10 - En poder del enemigo

Durante todo aquel largo día ni Wan Guld ni los marineros de la carabela dieron señales de vida. Sin duda querían obligarlos a rendirse por hambre o por sed. Al gobernador le interesaba tomar vivo al Corsario y colgarlo como ya lo había hecho con sus dos infortunados hermanos.

Pero los filibusteros se habían preparado para partir.

Hacia las once de la noche después de inspeccionar los alrededores y de asegurarse de que el enemigo se mantenía en los mismos sitios, cargaron los pocos víveres que les quedaban, juntaron sus municiones, unos treinta tiros, y abandonaron sin hacer el menor ruido la fortificación de la colina.

Se deslizaban sigilosamente, como reptiles, para no provocar sonidos ni desprender piedras, con todos los sentidos alertas, para descubrir a posibles centinelas emboscados. Al no escuchar nada, y ver que las hogueras de los campamentos continuaban encendidas, siguieron su camino siempre con mayor cuidado.

A trescientos metros, Carmaux, que iba primero, se detuvo bruscamente y se ocultó tras un tronco.

—Alguien viene. Detengámonos aquí —susurró.

Se ocultaron en los arbustos, conteniendo la respiración. Después de algunos instantes de angustiosa espera, oyeron, a poca distancia, a dos personas que hablaban en voz bajísima.

—Se acerca la hora. ¿Están todos preparados? —preguntaba una voz.

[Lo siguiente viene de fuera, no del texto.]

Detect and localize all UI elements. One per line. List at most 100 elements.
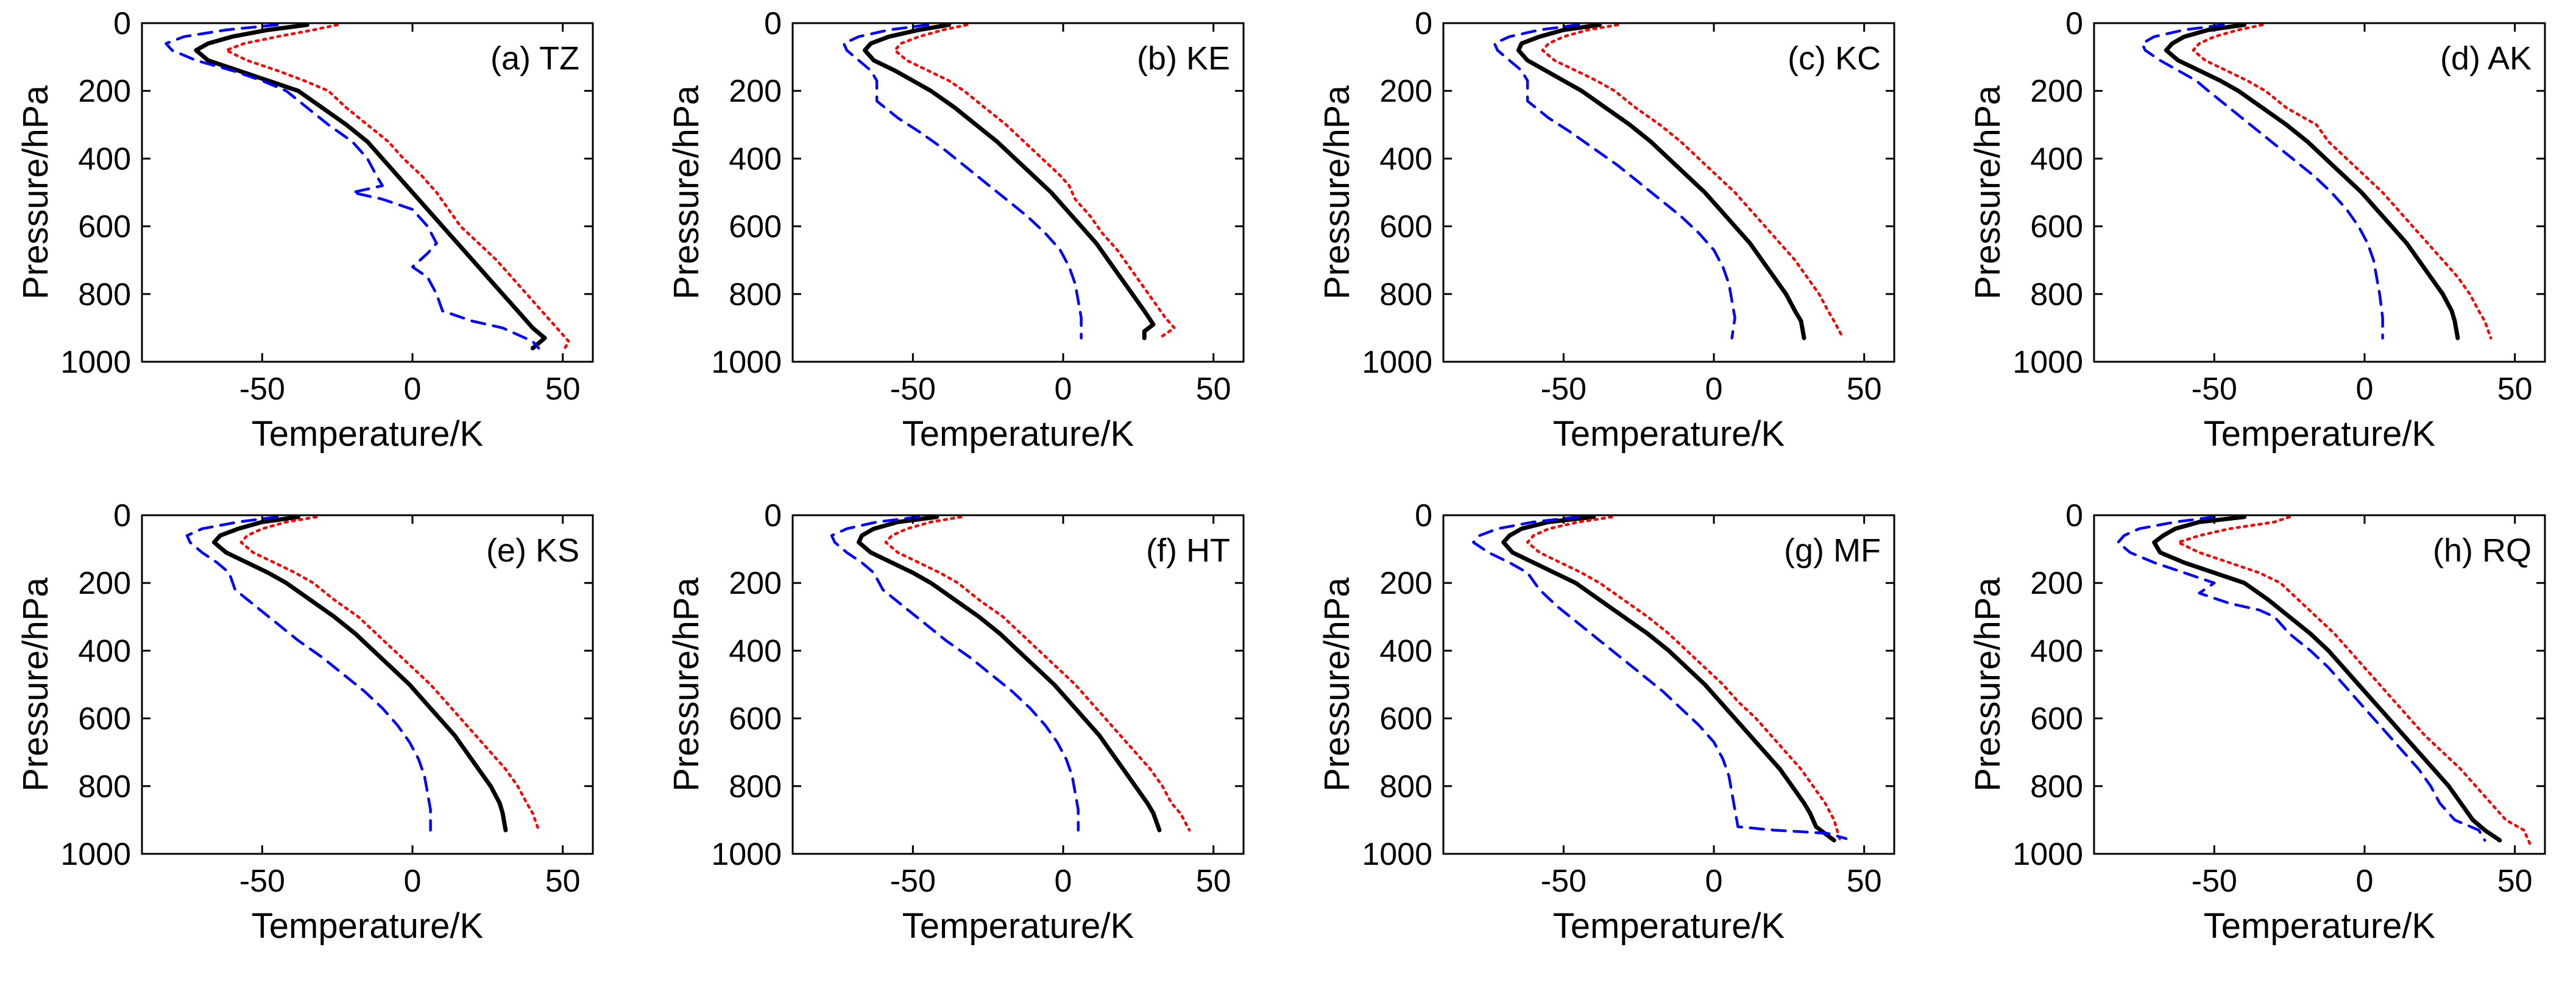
y-tick-label: 200 [729,74,782,109]
y-tick-label: 1000 [711,837,782,872]
y-tick-label: 0 [2065,498,2083,533]
chart-panel-7: 0 200 400 600 800 1000 -50 0 50 Temperature/K Pres… [1317,498,1895,946]
x-tick-label: 0 [1705,372,1723,407]
series-line-max [239,515,540,832]
y-tick-label: 800 [1379,769,1432,805]
y-tick-label: 0 [113,6,131,41]
chart-panel-4: 0 200 400 600 800 1000 -50 0 50 Temperature/K Pres… [1968,6,2546,454]
y-tick-label: 600 [1379,210,1432,245]
y-tick-label: 600 [78,210,131,245]
y-tick-label: 600 [729,702,782,737]
series-line-min [1472,515,1848,840]
y-axis-label: Pressure/hPa [667,577,706,792]
y-tick-label: 200 [2030,566,2083,601]
x-axis-label: Temperature/K [2204,414,2436,454]
x-tick-label: -50 [2192,372,2237,407]
chart-panel-5: 0 200 400 600 800 1000 -50 0 50 Temperature/K Pres… [16,498,594,946]
y-tick-label: 0 [1415,6,1432,41]
x-axis-label: Temperature/K [252,414,484,454]
x-tick-label: 50 [1847,372,1882,407]
y-tick-label: 0 [1415,498,1432,533]
x-axis-label: Temperature/K [252,906,484,946]
y-tick-label: 1000 [2012,837,2083,872]
series-line-min [1493,23,1736,340]
plot-frame [2093,22,2546,363]
y-tick-label: 400 [1379,141,1432,177]
panel-title: (f) HT [1146,532,1230,569]
chart-panel-2: 0 200 400 600 800 1000 -50 0 50 Temperature/K Pres… [667,6,1245,454]
series-line-max [1526,515,1842,842]
series-line-min [165,23,540,350]
x-tick-label: 50 [1196,372,1231,407]
y-axis-label: Pressure/hPa [16,577,55,792]
series-line-min [842,23,1083,340]
y-tick-label: 400 [2030,141,2083,177]
panel-title: (c) KC [1788,40,1881,77]
chart-panel-1: 0 200 400 600 800 1000 -50 0 50 Temperature/K Pres… [16,6,594,454]
chart-panel-3: 0 200 400 600 800 1000 -50 0 50 Temperature/K Pres… [1317,6,1895,454]
y-tick-label: 600 [2030,210,2083,245]
x-tick-label: 0 [404,864,422,899]
x-tick-label: 0 [1055,864,1072,899]
y-tick-label: 1000 [1362,837,1432,872]
panel-title: (d) AK [2440,40,2532,77]
x-tick-label: 0 [2356,372,2374,407]
plot-frame [141,22,594,363]
y-tick-label: 400 [1379,633,1432,669]
y-tick-label: 800 [78,277,131,312]
y-tick-label: 1000 [2012,345,2083,380]
y-tick-label: 0 [113,498,131,533]
series-line-min [830,515,1080,832]
x-tick-label: 50 [1196,864,1231,899]
x-tick-label: 50 [545,372,581,407]
series-line-mean [862,23,1156,340]
y-axis-label: Pressure/hPa [1317,577,1357,792]
y-tick-label: 400 [729,633,782,669]
y-tick-label: 0 [764,6,782,41]
x-tick-label: 0 [404,372,422,407]
series-line-min [185,515,432,832]
x-tick-label: -50 [890,864,936,899]
x-axis-label: Temperature/K [902,906,1134,946]
y-tick-label: 800 [1379,277,1432,312]
y-axis-label: Pressure/hPa [16,85,55,300]
plot-frame [141,514,594,855]
x-tick-label: 50 [1847,864,1882,899]
series-line-max [2176,515,2532,845]
series-line-max [884,515,1191,832]
y-tick-label: 800 [78,769,131,805]
x-tick-label: 0 [1055,372,1072,407]
y-axis-label: Pressure/hPa [1968,85,2008,300]
y-tick-label: 1000 [711,345,782,380]
x-tick-label: -50 [2192,864,2237,899]
y-tick-label: 200 [78,74,131,109]
plot-frame [791,514,1245,855]
series-line-mean [1516,23,1806,340]
x-axis-label: Temperature/K [902,414,1134,454]
x-tick-label: 50 [2497,864,2533,899]
x-tick-label: -50 [239,864,285,899]
series-line-mean [194,23,547,351]
series-line-mean [857,515,1162,833]
y-tick-label: 200 [1379,74,1432,109]
y-tick-label: 1000 [60,345,131,380]
x-tick-label: 50 [2497,372,2533,407]
y-tick-label: 0 [2065,6,2083,41]
series-line-mean [2164,23,2460,340]
series-line-max [893,23,1176,340]
plot-frame [1442,22,1895,363]
x-axis-label: Temperature/K [1553,906,1785,946]
series-line-max [2192,23,2493,340]
x-axis-label: Temperature/K [1553,414,1785,454]
x-tick-label: -50 [890,372,936,407]
series-line-mean [211,515,508,833]
series-line-min [2117,515,2486,842]
y-axis-label: Pressure/hPa [1317,85,1357,300]
y-tick-label: 800 [729,769,782,805]
x-tick-label: -50 [1541,372,1587,407]
y-tick-label: 200 [1379,566,1432,601]
y-tick-label: 400 [78,141,131,177]
plot-frame [1442,514,1895,855]
series-line-mean [1501,515,1836,843]
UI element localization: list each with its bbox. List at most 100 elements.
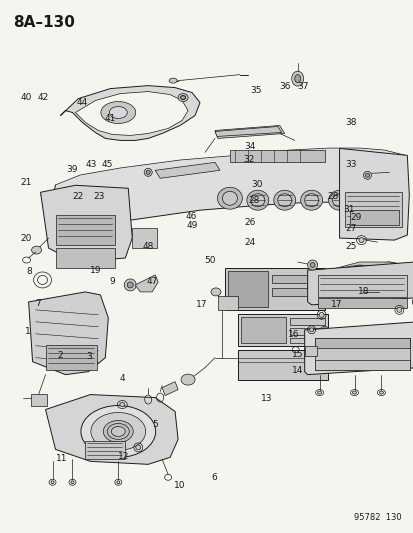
Text: 27: 27 <box>344 224 356 233</box>
Text: 45: 45 <box>101 160 113 169</box>
Ellipse shape <box>246 190 268 210</box>
Ellipse shape <box>332 193 346 207</box>
Text: 28: 28 <box>326 192 338 201</box>
Text: 5: 5 <box>152 421 158 429</box>
Text: 8A–130: 8A–130 <box>13 15 74 30</box>
Ellipse shape <box>103 421 133 442</box>
Bar <box>289 318 324 325</box>
Text: 13: 13 <box>261 394 272 403</box>
Ellipse shape <box>71 481 74 484</box>
Bar <box>132 228 157 248</box>
Text: 12: 12 <box>118 452 129 461</box>
Bar <box>349 210 399 225</box>
Ellipse shape <box>124 279 136 291</box>
Bar <box>85 441 125 459</box>
Ellipse shape <box>31 246 41 254</box>
Bar <box>31 393 46 406</box>
Text: 31: 31 <box>343 205 354 214</box>
Text: 39: 39 <box>66 165 77 174</box>
Bar <box>237 350 327 379</box>
Polygon shape <box>55 148 404 235</box>
Ellipse shape <box>304 193 318 207</box>
Text: 48: 48 <box>142 242 154 251</box>
Bar <box>317 298 406 308</box>
Polygon shape <box>40 185 132 262</box>
Bar <box>229 150 324 163</box>
Text: 17: 17 <box>330 301 341 309</box>
Ellipse shape <box>365 173 368 177</box>
Polygon shape <box>329 262 406 270</box>
Text: 34: 34 <box>244 142 255 151</box>
Polygon shape <box>45 394 178 464</box>
Bar <box>55 248 115 268</box>
Ellipse shape <box>169 78 177 83</box>
Text: 10: 10 <box>174 481 185 490</box>
Ellipse shape <box>217 187 242 209</box>
Polygon shape <box>307 260 413 305</box>
Bar <box>224 268 324 310</box>
Ellipse shape <box>307 281 321 295</box>
Text: 16: 16 <box>287 330 299 339</box>
Ellipse shape <box>277 193 291 207</box>
Bar <box>314 338 409 370</box>
Text: 3: 3 <box>86 352 92 361</box>
Text: 35: 35 <box>249 86 261 95</box>
Ellipse shape <box>358 238 363 243</box>
Ellipse shape <box>328 190 350 210</box>
Text: 30: 30 <box>251 180 262 189</box>
Ellipse shape <box>146 171 150 174</box>
Bar <box>314 360 409 370</box>
Ellipse shape <box>273 190 295 210</box>
Text: 22: 22 <box>72 192 84 201</box>
Ellipse shape <box>300 190 322 210</box>
Polygon shape <box>28 292 108 375</box>
Polygon shape <box>155 163 219 179</box>
Ellipse shape <box>222 191 237 205</box>
Ellipse shape <box>309 328 313 332</box>
Text: 11: 11 <box>56 454 67 463</box>
Polygon shape <box>162 382 178 395</box>
Text: 23: 23 <box>93 192 104 201</box>
Ellipse shape <box>135 445 140 450</box>
Polygon shape <box>214 126 281 136</box>
Text: 38: 38 <box>344 117 356 126</box>
Bar <box>228 271 267 307</box>
Text: 17: 17 <box>196 300 207 309</box>
Ellipse shape <box>363 171 370 179</box>
Polygon shape <box>324 262 406 298</box>
Ellipse shape <box>109 107 127 118</box>
Ellipse shape <box>51 481 54 484</box>
Text: 26: 26 <box>244 219 255 228</box>
Bar <box>314 338 409 348</box>
Text: 2: 2 <box>57 351 63 360</box>
Ellipse shape <box>180 95 185 100</box>
Bar <box>237 314 327 346</box>
Text: 14: 14 <box>292 366 303 375</box>
Ellipse shape <box>317 391 321 394</box>
Text: 44: 44 <box>76 99 88 107</box>
Ellipse shape <box>144 168 152 176</box>
Text: 18: 18 <box>357 287 369 296</box>
Text: 32: 32 <box>243 155 254 164</box>
Ellipse shape <box>119 402 124 407</box>
Ellipse shape <box>351 391 356 394</box>
Bar <box>45 345 97 370</box>
Bar <box>289 328 324 335</box>
Ellipse shape <box>250 193 264 207</box>
Text: 36: 36 <box>278 83 290 92</box>
Polygon shape <box>304 320 413 375</box>
Text: 33: 33 <box>344 160 356 169</box>
Text: 15: 15 <box>291 350 303 359</box>
Polygon shape <box>60 86 199 140</box>
Text: 1: 1 <box>25 327 30 336</box>
Text: 50: 50 <box>204 256 216 264</box>
Text: 40: 40 <box>21 93 32 102</box>
Text: 19: 19 <box>90 266 101 275</box>
Bar <box>271 275 321 283</box>
Text: 4: 4 <box>119 374 125 383</box>
Bar <box>289 338 324 343</box>
Text: 43: 43 <box>85 160 97 169</box>
Ellipse shape <box>127 282 133 288</box>
Bar <box>344 192 401 227</box>
Bar <box>304 346 316 356</box>
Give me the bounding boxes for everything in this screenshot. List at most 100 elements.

—Ya dejaron los campamentos, Diego.

—¿Y por qué las fogatas siguen encendidas?

—Hay orden de no apagarlas para hacer creer a los filibusteros que no nos hemos movido.

—¡Qué astuto es el gobernador!

—Es un guerrero, Diego.

—¿Crees que los agarraremos por sorpresa?

—Se defenderán terriblemente. El Corsario Negro solo, vale por veinte.

—Los que salgamos con vida disfrutaremos las diez mil piastras comiendo y bebiendo.

—¡Buena cantidad, a fe mía!

—¡Eh!... ¿No has oído nada, Sebastián?

—No, compañero.

—Debió ser un insecto o una víbora.

—Buena razón para alejarnos de aquí. Y allá arriba hay diez mil piastras.

Los filibusteros esperaron unos instantes por temor a que los españoles retrocedieran.

—¡Truenos! —exclamó Carmaux—. Empiezo a creer que la suerte nos protege.

Seguros de no hallar otro obstáculo, los tres filibusteros bajaron hacia la playa, en un intento de llegar a la orilla meridional del islote para estar lejos de la carabela.

Ante ellos, en el extremo de un pequeño promontorio, vieron una chalupa cuya tripulación dormía confiada junto a una fogata que se extinguía.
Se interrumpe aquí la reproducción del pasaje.